I wish to make a point that has not been made already. On listening to the contributions today one could deduce that the committee has an overwhelming view on the matter. We are talking about enabling legislation, not quotas or a directive. We are talking about enabling the commission at some time in the future to consider members of both arms of the profession. Being Chairman, I will not say anything further on it but I feel particularly strongly about it.

Deputy John Browne spoke about unanimity, split decisions and points decisions. Over the past hour this committee has been in the course of delivering a knock-out punch — Members of all parties in the House have spoken with one voice on this matter. That underlines the seriousness with which this committee regards the amendments. I hope the Minister can see her way to accepting them. I am not sure that I wish to force her hand but every consideration should be given to accepting an amendment that appears to have the support not only of the spokespersons but of every member of the committee who has spoken so far.

The debate this afternoon has been eloquent, well researched and well briefed. At times I felt we had been transported to a Law Society versus Bar Council debating chamber. That is not to take away from the debate that has taken place. The points were well made.

In 1971, as Deputy Shatter correctly pointed out, solicitors acquired the right of audience in all the courts. It has been put to me that not that many, with some notable exceptions, have availed of that facility. Deputy O'Donoghue's argument, that the reason they do not do it is, perhaps, that there is a method of making solicitors feel they need to be accompanied by a counsel every time they go into court, has also been put to me previously.
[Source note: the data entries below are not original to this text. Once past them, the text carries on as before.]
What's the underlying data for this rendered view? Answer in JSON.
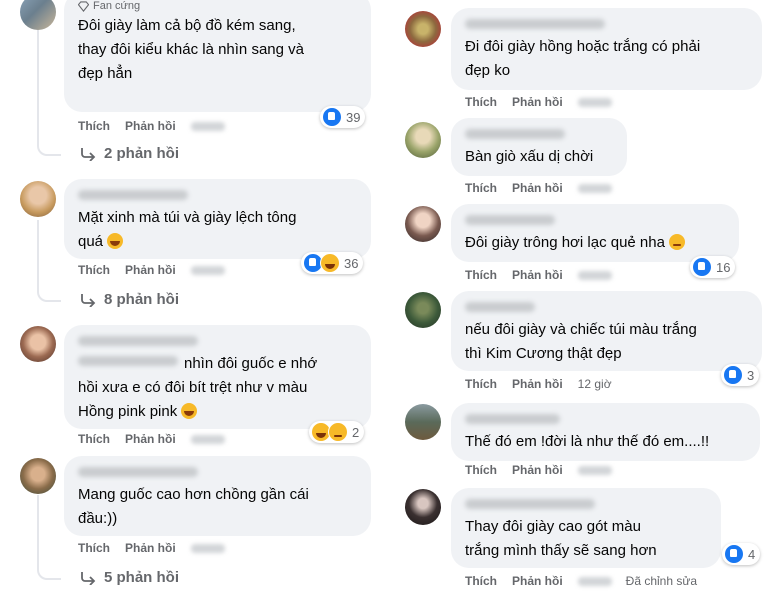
{
  "left": {
    "c1": {
      "badge": "Fan cứng",
      "text": "Đôi giày làm cả bộ đồ kém sang,\nthay đôi kiểu khác là nhìn sang và\nđẹp hẳn",
      "reactions": "39",
      "like": "Thích",
      "reply": "Phản hồi",
      "replies": "2 phản hồi"
    },
    "c2": {
      "text": "Mặt xinh mà túi và giày lệch tông\nquá",
      "reactions": "36",
      "like": "Thích",
      "reply": "Phản hồi",
      "replies": "8 phản hồi"
    },
    "c3": {
      "text_line1": "nhìn đôi guốc e nhớ",
      "text_rest": "hồi xưa e có đôi bít trệt như v màu\nHồng pink pink",
      "reactions": "2",
      "like": "Thích",
      "reply": "Phản hồi"
    },
    "c4": {
      "text": "Mang guốc cao hơn chồng gần cái\nđầu:))",
      "like": "Thích",
      "reply": "Phản hồi",
      "replies": "5 phản hồi"
    }
  },
  "right": {
    "r1": {
      "text": "Đi đôi giày hồng hoặc trắng có phải\nđẹp ko",
      "like": "Thích",
      "reply": "Phản hồi"
    },
    "r2": {
      "text": "Bàn giò xấu dị chời",
      "like": "Thích",
      "reply": "Phản hồi"
    },
    "r3": {
      "text": "Đôi giày trông hơi lạc quẻ nha",
      "reactions": "16",
      "like": "Thích",
      "reply": "Phản hồi"
    },
    "r4": {
      "text": "nếu đôi giày và chiếc túi màu trắng\nthì Kim Cương thật đẹp",
      "reactions": "3",
      "like": "Thích",
      "reply": "Phản hồi",
      "time": "12 giờ"
    },
    "r5": {
      "text": "Thế đó em !đời là như thế đó em....!!",
      "like": "Thích",
      "reply": "Phản hồi"
    },
    "r6": {
      "text": "Thay đôi giày cao gót màu\ntrắng mình thấy sẽ sang hơn",
      "reactions": "4",
      "like": "Thích",
      "reply": "Phản hồi",
      "edited": "Đã chỉnh sửa"
    }
  },
  "colors": {
    "bubble": "#f0f2f5",
    "secondary_text": "#65676b",
    "like_blue": "#1877f2",
    "emoji_yellow": "#f7b928"
  }
}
There is not a single argument — without taking away from what has been said today — that has not been put to me and discussed with me by members of both professions and people outside the profession.
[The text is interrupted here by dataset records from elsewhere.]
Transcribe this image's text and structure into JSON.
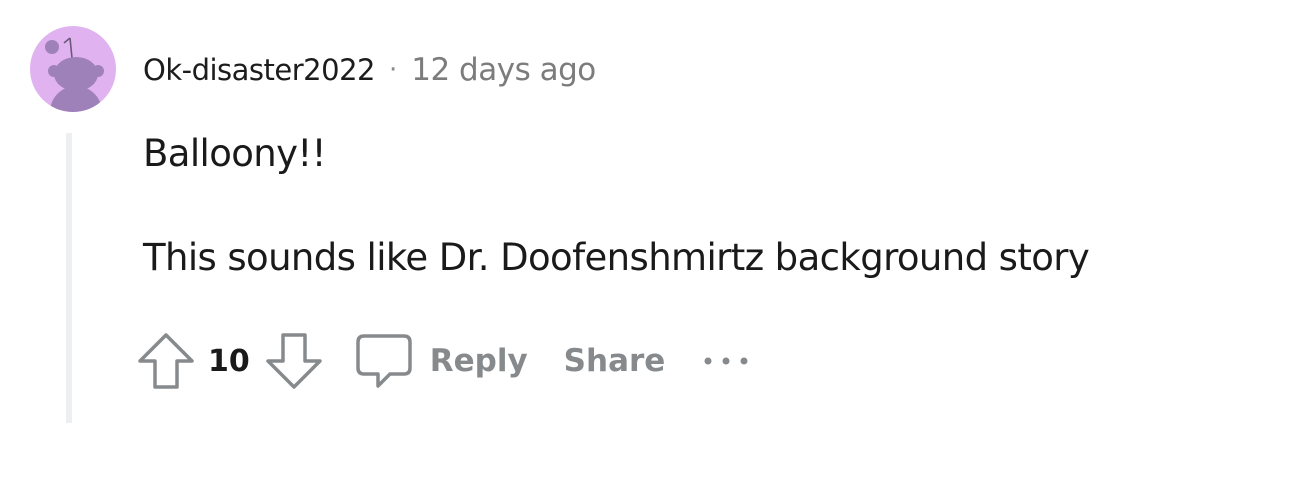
{
  "comment": {
    "author": "Ok-disaster2022",
    "separator": "·",
    "timestamp": "12 days ago",
    "body": [
      "Balloony!!",
      "This sounds like Dr. Doofenshmirtz background story"
    ]
  },
  "actions": {
    "upvote_icon": "upvote-arrow-icon",
    "vote_count": "10",
    "downvote_icon": "downvote-arrow-icon",
    "comment_icon": "speech-bubble-icon",
    "reply_label": "Reply",
    "share_label": "Share",
    "more_icon": "ellipsis-icon"
  },
  "colors": {
    "avatar_background": "#e0b2ef",
    "avatar_figure": "#9f81b9",
    "thread_line": "#edeff1",
    "muted_text": "#878a8c",
    "body_text": "#1a1a1b"
  }
}
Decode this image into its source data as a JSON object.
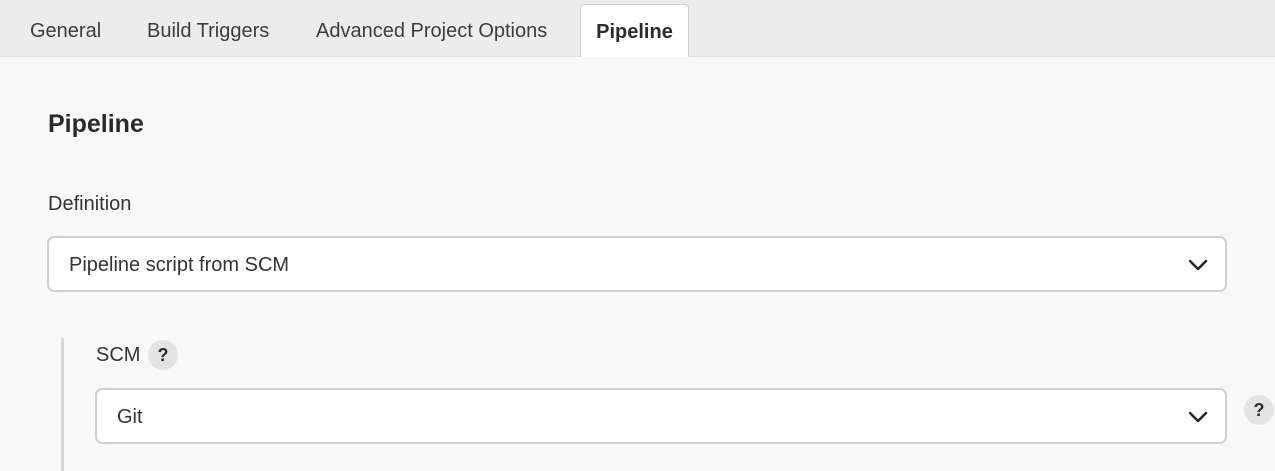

I will outline the situation and I do not mean to be contentious in doing so. Deputy O'Donoghue said we should take this opportunity to show that we are a modern, young republic and that we should not have these Victorian rules. With respect, we were a slightly younger modern republic in November 1994 but the then Government did not decide to make this change. It decided to add a provision that solicitors could become Circuit Court judges and I have kept that provision in the Bill. It is a radical step after many years of solicitors being confined to District Court appointments.

Deputy O'Dea was a Minister of State in the Department of Justice when the 1994 Bill was prepared rather speedily. I am aware that Deputy O'Dea was very strong on the issue of wigs because he spoke in this House and elsewhere on the issue. He has made a strong case today that solicitors should be eligible for the two superior courts. I wonder if this is a new idea or did he feel as strongly in November 1994 when it could have been included in the Bill? That is not to take away from——

I will explain that.

The point I am making is valid because if it had been included in that Bill the arguments would have been rehearsed and accepted at that stage. Were it not for the fact that these amendments were not included in the 1994 Bill, it would have been easier for me to accept that these were not the new found ideas of these Deputies. However, they had a chance about nine or ten months ago to do this and they chose for whatever reason not to do it.
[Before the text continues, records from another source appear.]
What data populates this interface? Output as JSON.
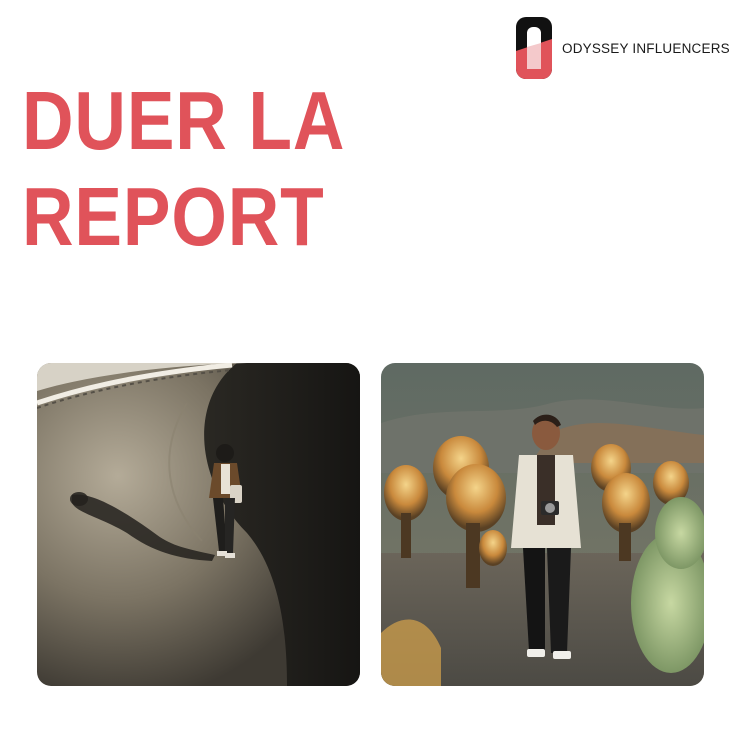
{
  "brand": {
    "name": "ODYSSEY INFLUENCERS",
    "accent_color": "#e0535a",
    "logo_icon": "odyssey-o-logo-icon"
  },
  "headline": {
    "line1": "DUER LA",
    "line2": "REPORT"
  },
  "photos": [
    {
      "subject": "man-walking-in-skate-bowl-photo"
    },
    {
      "subject": "man-in-cholla-cactus-desert-photo"
    }
  ]
}
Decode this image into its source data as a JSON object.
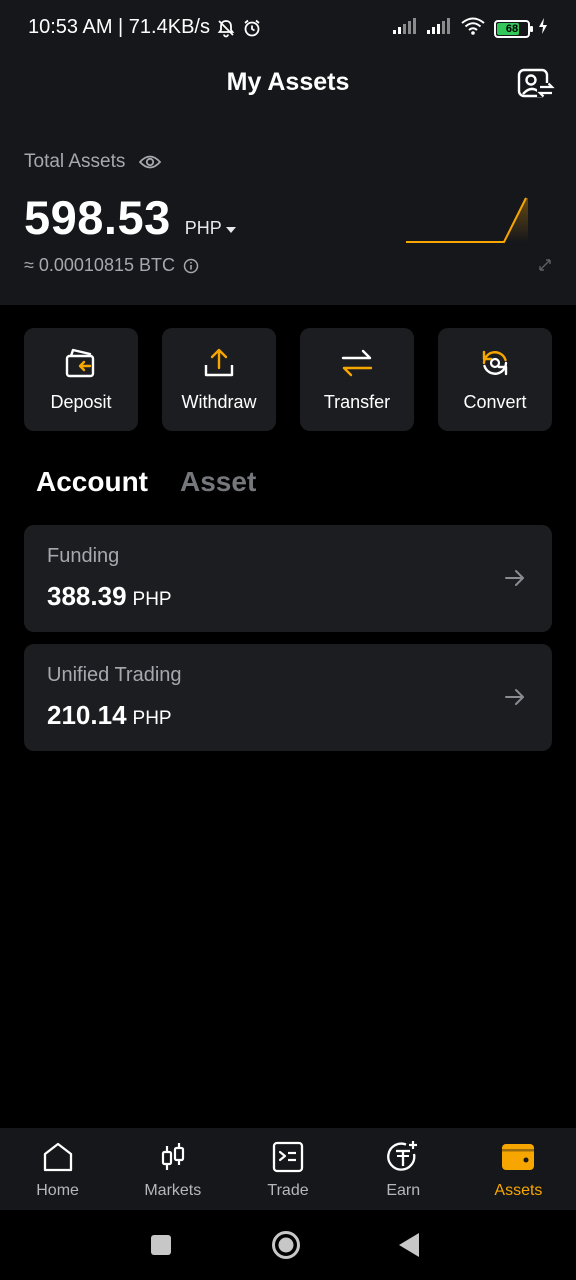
{
  "status_bar": {
    "time_and_speed": "10:53 AM | 71.4KB/s",
    "battery_level": "68"
  },
  "header": {
    "title": "My Assets"
  },
  "total": {
    "label": "Total Assets",
    "amount": "598.53",
    "currency": "PHP",
    "btc_equivalent": "≈ 0.00010815 BTC",
    "accent_color": "#f7a600"
  },
  "actions": [
    {
      "label": "Deposit",
      "icon": "deposit-icon"
    },
    {
      "label": "Withdraw",
      "icon": "withdraw-icon"
    },
    {
      "label": "Transfer",
      "icon": "transfer-icon"
    },
    {
      "label": "Convert",
      "icon": "convert-icon"
    }
  ],
  "tabs": {
    "account": "Account",
    "asset": "Asset",
    "active": "Account"
  },
  "accounts": [
    {
      "name": "Funding",
      "amount": "388.39",
      "currency": "PHP"
    },
    {
      "name": "Unified Trading",
      "amount": "210.14",
      "currency": "PHP"
    }
  ],
  "bottom_nav": [
    {
      "label": "Home",
      "icon": "home-icon"
    },
    {
      "label": "Markets",
      "icon": "candlestick-icon"
    },
    {
      "label": "Trade",
      "icon": "trade-icon"
    },
    {
      "label": "Earn",
      "icon": "earn-coin-icon"
    },
    {
      "label": "Assets",
      "icon": "wallet-icon",
      "active": true
    }
  ]
}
The Bill makes a substantial move forward in allowing solicitors to be eligible for consideration for appointment to the Circuit Courts. It is the Government's considered view that we should allow those arrangements to be put into place, allow the judicial advisory board to be appointed under the new regulations whereby solicitors can be considered as Circuit Court judges and watch and prudently judge the new arrangements.

It is difficult to offer arguments to counter the arguments made here today. Since the foundation of the State solicitors have had one role and barristers have had another. Whoever devised that system probably thought that was the way the law was allocated and that was how the courts should be run. The solicitors profession has advanced in the sense that more solicitors are using the right of advocacy. A number of solicitors are moving from one side to the other, if I can use the description offered earlier by another Deputy. One often encounters solicitors who go on to study at the Bar or barristers who go on to study to be solicitors and thus have the dual mandate, as it were. I cannot quibble with all the solicitors who have spoken so eloquently and glowingly today about the qualities of solicitors. I will not debunk that because I know some very good solicitors.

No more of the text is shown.